SIRI… YOOHOO…OH, SIRI?
For banks with hundreds of billions of dollars in thousands of different funds, compliance is a massive undertaking. This summer, the Federal Reserve said 11 out of 20 banks totally failed to meet the last big chunk of Dodd-Frank rules, in part because they weren’t thorough enough or made mistakes in their reporting. In some instances, some financial institutions had a 70% error rate according to Robert Marks, CEO of Casewise Financial Solutions and Lamson’s business partner.
Lamson and Marks’ solution: a computer program, called the Volcker Assistant. It is, for all intents and purposes, like a Turbo Tax for banks trying to comply with financial regulations.
Step by step, the software leads Lamson — who would in the real world be likely hundreds of different people across a large company from a fund manager on up to an auditor — through an assessment of which investments pass legal muster and which do not. A lawyer signs off at the end.
Once the program figures out whether a bank is following the rules, it remains as “a management tool”, says Lamson — calculating legal exposure based on changing circumstances (a credit downgrade, for example).
There is at least one other such automated legal compliance tool on the market, called the Volcker Portal by firm Davis Polk.
“Software use has just not penetrated in the legal profession as it has in other professions at this point such as banking for example where it really has saturated the space,” says Lamson.
“Lawyers have a way, if they want to, of obfuscating, where the answer to so many questions begins with, ‘it depends.’ It’s used as a device to preserve options,” he says. “Digitizing and rendering into computer based format removes those options. And as a result, the fear among lawyers is that they will become less relevant to the process when actually they will become even more relevant.”

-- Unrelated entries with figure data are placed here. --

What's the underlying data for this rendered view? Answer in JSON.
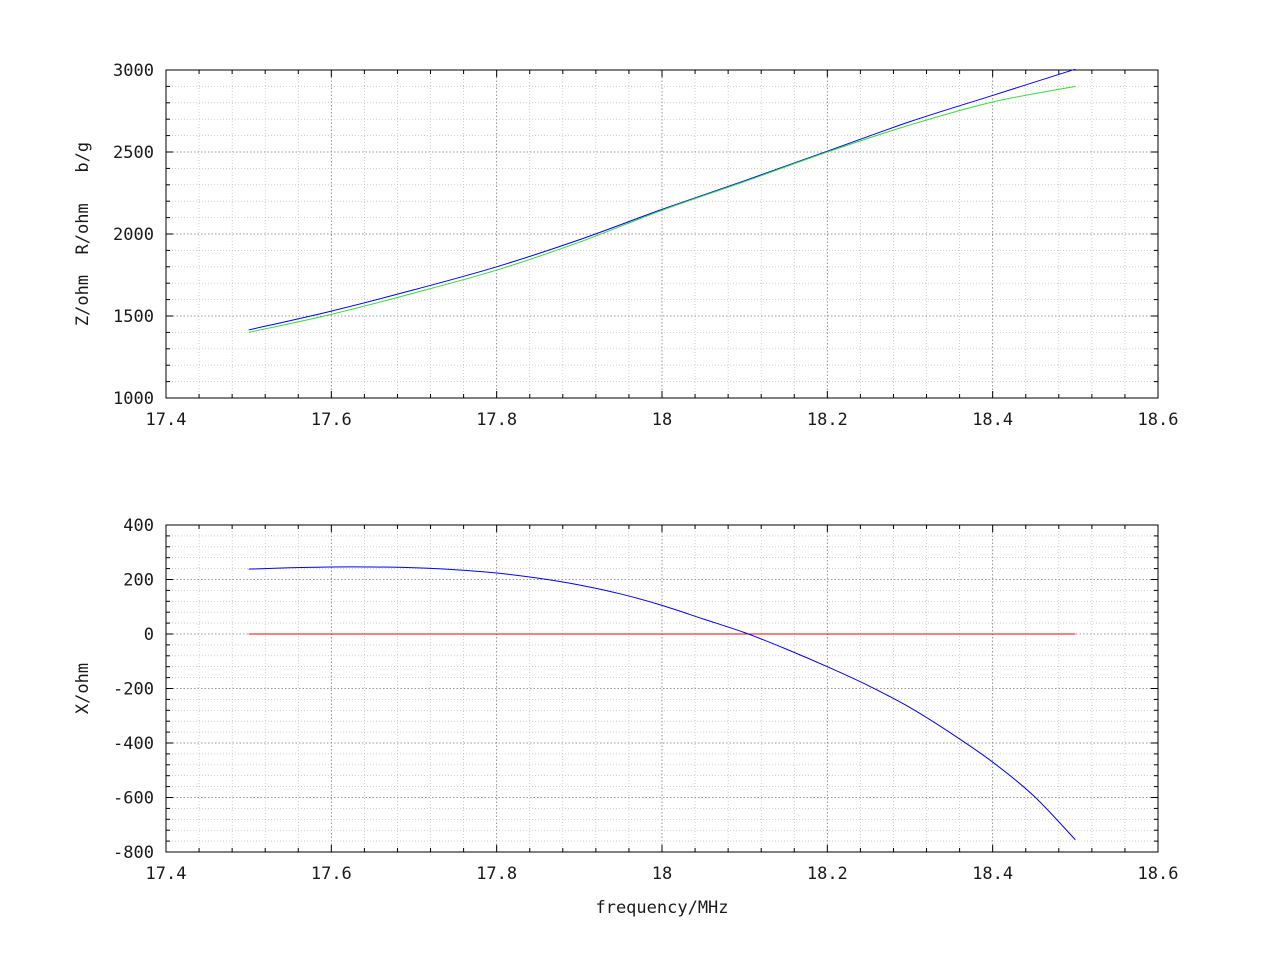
{
  "chart_data": [
    {
      "type": "line",
      "id": "top",
      "title": "",
      "xlabel": "",
      "ylabel": "Z/ohm  R/ohm   b/g",
      "xlim": [
        17.4,
        18.6
      ],
      "ylim": [
        1000,
        3000
      ],
      "xticks": [
        17.4,
        17.6,
        17.8,
        18.0,
        18.2,
        18.4,
        18.6
      ],
      "xtick_labels": [
        "17.4",
        "17.6",
        "17.8",
        "18",
        "18.2",
        "18.4",
        "18.6"
      ],
      "yticks": [
        1000,
        1500,
        2000,
        2500,
        3000
      ],
      "ytick_labels": [
        "1000",
        "1500",
        "2000",
        "2500",
        "3000"
      ],
      "x_minor_step": 0.04,
      "y_minor_step": 100,
      "grid": true,
      "series": [
        {
          "color": "#0000ff",
          "x": [
            17.5,
            17.6,
            17.7,
            17.8,
            17.9,
            18.0,
            18.1,
            18.2,
            18.3,
            18.4,
            18.5
          ],
          "y": [
            1415,
            1530,
            1660,
            1800,
            1965,
            2150,
            2325,
            2505,
            2685,
            2845,
            3005
          ]
        },
        {
          "color": "#33dd33",
          "x": [
            17.5,
            17.6,
            17.7,
            17.8,
            17.9,
            18.0,
            18.1,
            18.2,
            18.3,
            18.4,
            18.5
          ],
          "y": [
            1400,
            1510,
            1640,
            1780,
            1950,
            2145,
            2320,
            2500,
            2665,
            2805,
            2900
          ]
        }
      ]
    },
    {
      "type": "line",
      "id": "bottom",
      "title": "",
      "xlabel": "frequency/MHz",
      "ylabel": "X/ohm",
      "xlim": [
        17.4,
        18.6
      ],
      "ylim": [
        -800,
        400
      ],
      "xticks": [
        17.4,
        17.6,
        17.8,
        18.0,
        18.2,
        18.4,
        18.6
      ],
      "xtick_labels": [
        "17.4",
        "17.6",
        "17.8",
        "18",
        "18.2",
        "18.4",
        "18.6"
      ],
      "yticks": [
        -800,
        -600,
        -400,
        -200,
        0,
        200,
        400
      ],
      "ytick_labels": [
        "-800",
        "-600",
        "-400",
        "-200",
        "0",
        "200",
        "400"
      ],
      "x_minor_step": 0.04,
      "y_minor_step": 40,
      "grid": true,
      "series": [
        {
          "color": "#ff0000",
          "x": [
            17.5,
            18.5
          ],
          "y": [
            0,
            0
          ]
        },
        {
          "color": "#0000ff",
          "x": [
            17.5,
            17.55,
            17.6,
            17.65,
            17.7,
            17.75,
            17.8,
            17.85,
            17.9,
            17.95,
            18.0,
            18.05,
            18.1,
            18.15,
            18.2,
            18.25,
            18.3,
            18.35,
            18.4,
            18.45,
            18.5
          ],
          "y": [
            238,
            243,
            246,
            246,
            243,
            236,
            224,
            205,
            180,
            147,
            105,
            55,
            5,
            -55,
            -120,
            -190,
            -270,
            -365,
            -470,
            -595,
            -755
          ]
        }
      ]
    }
  ]
}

LAWYERS WILL STILL HAVE JOBS
History may prove Lamson right. One section of law where digital tools have penetrated more successfully is in discovery — searching through documents for evidence before a law suit gets going. Highly sophisticated algorithmic tools that could search documents better and faster began gaining prominence several years ago, and raised the specter of lawyers losing jobs to software programs.
“Just a few years ago, we had hyperbolic headlines of ‘will computers replace your lawyer?’ and there seemed to be a fear among lawyers of technology and what it might do to the legal profession,” says David Horrigan, an analyst and counsel for information governance at 451 Research. That fear has not come to pass, he says. “That fear is still the case with a lot of lawyers, but a lot of law firms are embracing it,” he says.
Teams of junior lawyers may not be digging through boxes of paper as they once did, but lawyers are still needed to work with the data and legal questions that digital tools raise.
“The law is changing,” says Horrigan. “But as far as trying a case you’re not gonna see Watson before the Supreme Court any time soon.”